Atlassian's stock had lost more than half its value since January 2025, caught in what traders call the "SaaSpocalypse" — a sector-wide collapse in SaaS (software-as-a-service) company valuations as investors worried AI tools would replace traditional productivity software. The company has been unprofitable since 2017.

In that context, "we're pivoting to AI" sounds a lot like "we need to cut costs to make Wall Street happy."

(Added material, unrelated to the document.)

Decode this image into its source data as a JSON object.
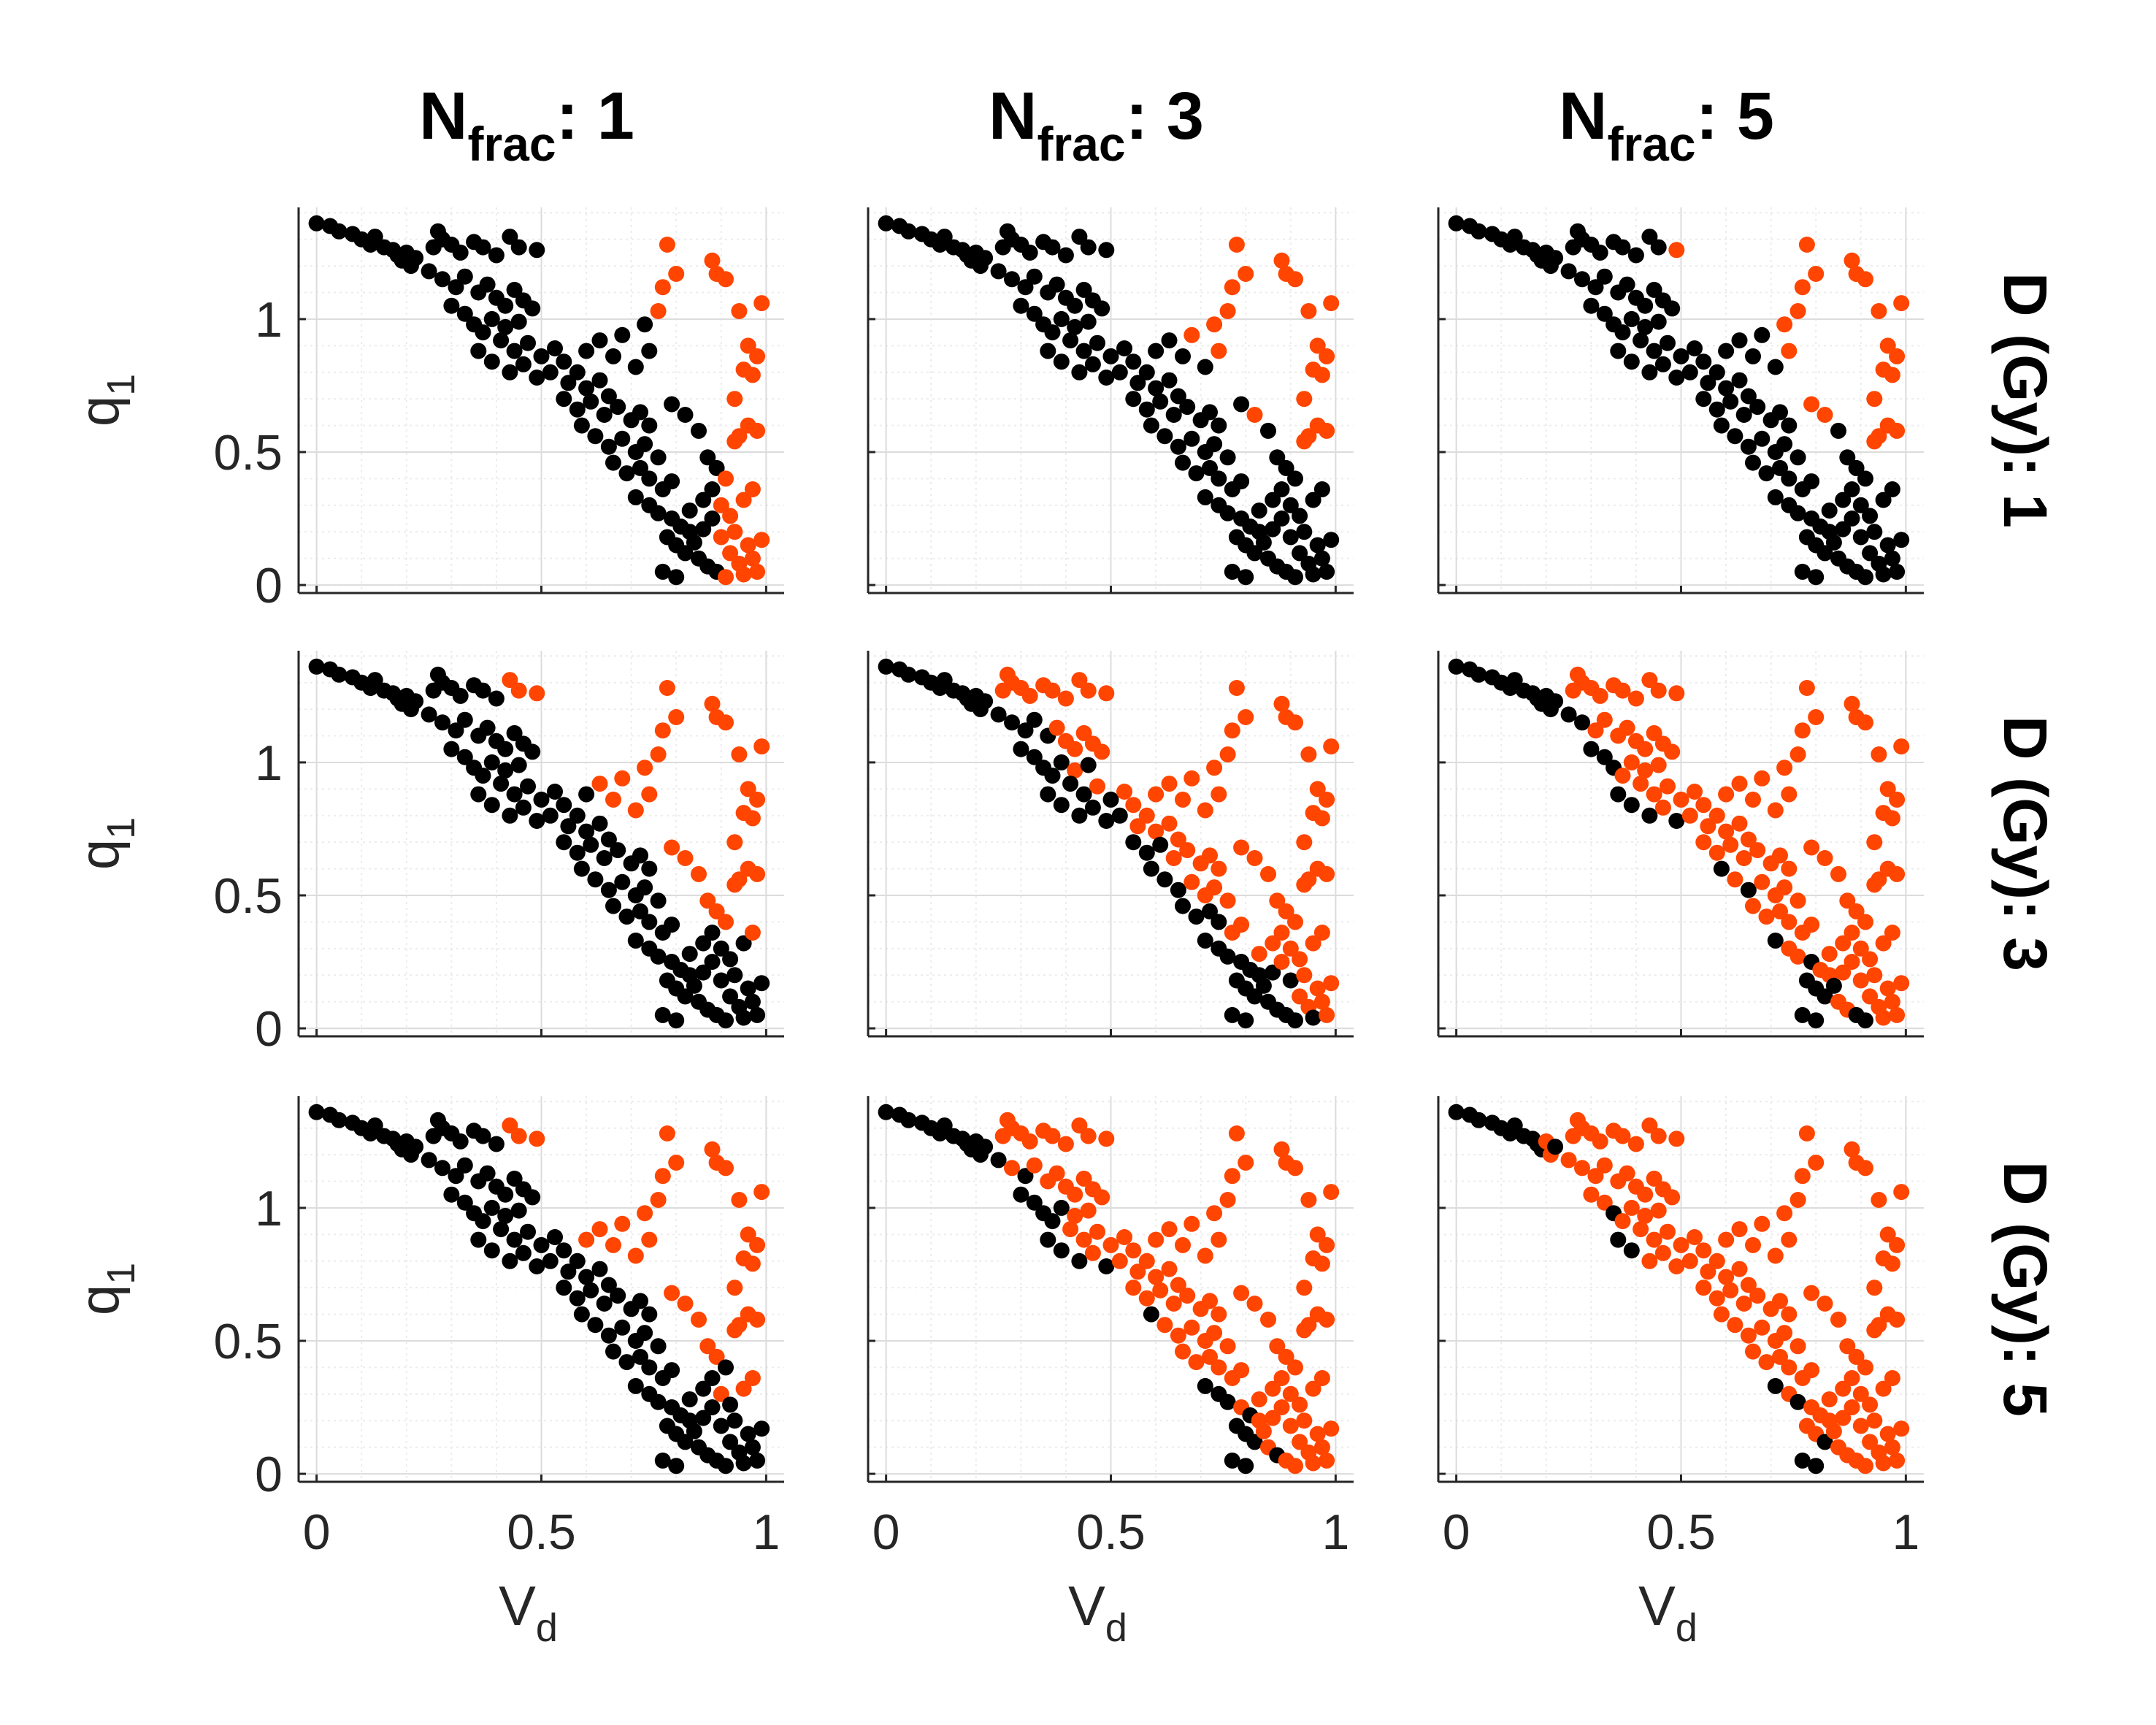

Who Got Cut — and Who Got Promoted

The layoffs hit hard across the globe:

40% in North America (~640 people)
30% in Australia (~480 people)
16% in India (~250 people)
The rest in Japan, Philippines, Europe, Middle East, and Africa

The restructuring will cost Atlassian $225–236 million — $169–174 million in severance and $56–62 million in office closures. Cuts are expected to be complete by June 30, 2026.

Departing employees get a minimum 16-week severance plus one extra week per year of service, a pro-rated bonus, $1,000 for technology, and 6 months of healthcare.

Meanwhile, CTO Rajeev Rajan (formerly VP of Engineering at Meta) stepped down. His role was split between two executives: Taroon Mandhana became CTO of Teamwork, and Vikram Rao became CTO of Enterprise. Both are described as "next generation AI talent."

A Growing Pattern Across Tech

Atlassian isn't alone. By early March 2026, more than 45,000 tech workers had already lost their jobs this year. Several companies have used nearly identical "AI pivot" language:

  • Block (parent of Square and Cash App) — cut 4,000 jobs; stock jumped afterward
  • WiseTech Global — announced 2,000 cuts over two years
  • Oracle — said AI enabled team reductions

Professionals Australia, a union representing tech workers, condemned the lack of employee consultation, saying laid-off workers "deserve respect, transparency and proper consultation."

If You Work in Tech or Use Atlassian Tools

For Atlassian users: The company insists its products (Jira, Confluence, Trello) won't be affected and that the AI assistant Rovo will get more investment. Keep an eye on product quality over the next 6 months — losing 900+ developers from R&D can have downstream effects.

For tech workers: Watch the language in corporate announcements. When a profitable company with 25%+ revenue growth says it "must" cut staff because of AI, it's worth asking: is this genuine transformation, or is AI the convenient excuse of 2026?

For everyone: "AI washing" is the new "greenwashing." Companies learned they could boost their stock price by mentioning AI in layoff announcements. As Sam Altman pointed out, very few of these job losses are actually caused by AI — yet.